Je sais maintenant qui est mon voleur, et ça dure depuis le premier coup de pédale….A l’arrivée de l’étape du jour, (Ouarzazate/ Agdz) mon compteur affiche 92 km. Pas mal…. d’autant plus que j’arrive suffisamment tôt à Agdz pour me faire un tajine en terrasse. Mais j’ai quand même quelque doutes sur ma performance du jour. Certes j’ai fait des globules dans l’Atlas, certes je me suis reposé hier, certes à part deux trois coups de cul sévères la tendance était au plat, certes je me suis surpris à 39 km/h en côte, certes je suis chargé comme un âne (côté bagages), certes je ne suis pas parti spécialement tôt ce matin, certes je ne suis pas Virenque….alors pourquoi suis-je tranquillement à table alors que je devrai, en toute logique, encore suer sang et eau sur mon vélo??? Je scrute ma carte, mets bout à bout les portions de route, je demande confirmation aux gens du coin, le verdict est sévère, il n’y a jamais eu 92km entre Ouarzazate et Agdz mais à peine 71km. Je me suis fait reprendre aujourd’hui 21km et je ne compte pas ceux des journées précédentes !!!!!
Alors, je repense à la beauté des paysages et aux gens rencontrés jusqu’à présent. Ca vaut bien une vingtaine de kilomètres par jour. Je saurai maintenant que la taille de mes kilomètres est aléatoire et ça n’enlèvera rien à l’intérêt de mon voyage.
Sinon, le « plat » du jour était très minéral. Ce n’est pas encore le cœur du désert, mais ça commence à y ressembler. Dans ce paysage, lors d’une pause, j’ai fait un 360 sur moi-même et partout autour il n’y avait que du caillou et moi au milieu!!! J’ai encore parfois du mal à réaliser avoir osé partir seul avec mon vélo avec un plan de route des plus approximatif. Je suis bien dans mon voyage en solitaire, voyage où l’autonomie a pris rapidement le pas sur la solitude.

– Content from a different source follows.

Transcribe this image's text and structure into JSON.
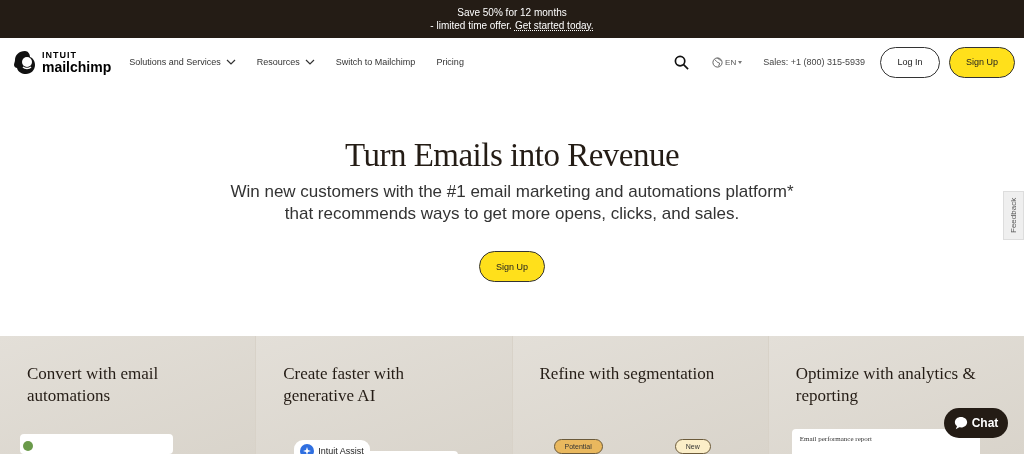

En chemin, un 4x4 de purs « vttistes forfait tout compris » de retour du désert s’arrête à mon niveau pour me féliciter de mon voyage. C’est bizarre, bien qu’un peu fier de recevoir leurs compliments, j’ai aussi l’impression de ne pas réellement les mériter. Je ne fais rien d’extraordinaire, je suis simplement en voyage.
Le soir, à l’auberge, je suis rejoint par un couple de cyclistes, on prendra la même direction demain, mais eux pensent faire un bout de chemin en taxi, pour moi ce sera du tout vélo jusqu’à Zagora . Abdu notre aubergiste m’a donné des tuyaux pour faire du dromadaire et passer une nuit dans le désert avec des Touaregs. J’ai bien conscience que ça ressemble à du « promène couillon », mais j’ai bien envie de me laisser un peu promener alors pourquoi pas, d’autant plus qu’ Abdu semble honnête et de bon conseil. « Avant d’arriver à Zagora, il faut savoir avec qui tu vas partir dans le désert…. » j’en aurai la confirmation demain. Il me dit même d’y aller avec mon vélo, car si les taxis sont prêt a venir te chercher dans le désert, le prix de la course est multiplié par 10 alors autant faire les 15km en vélo.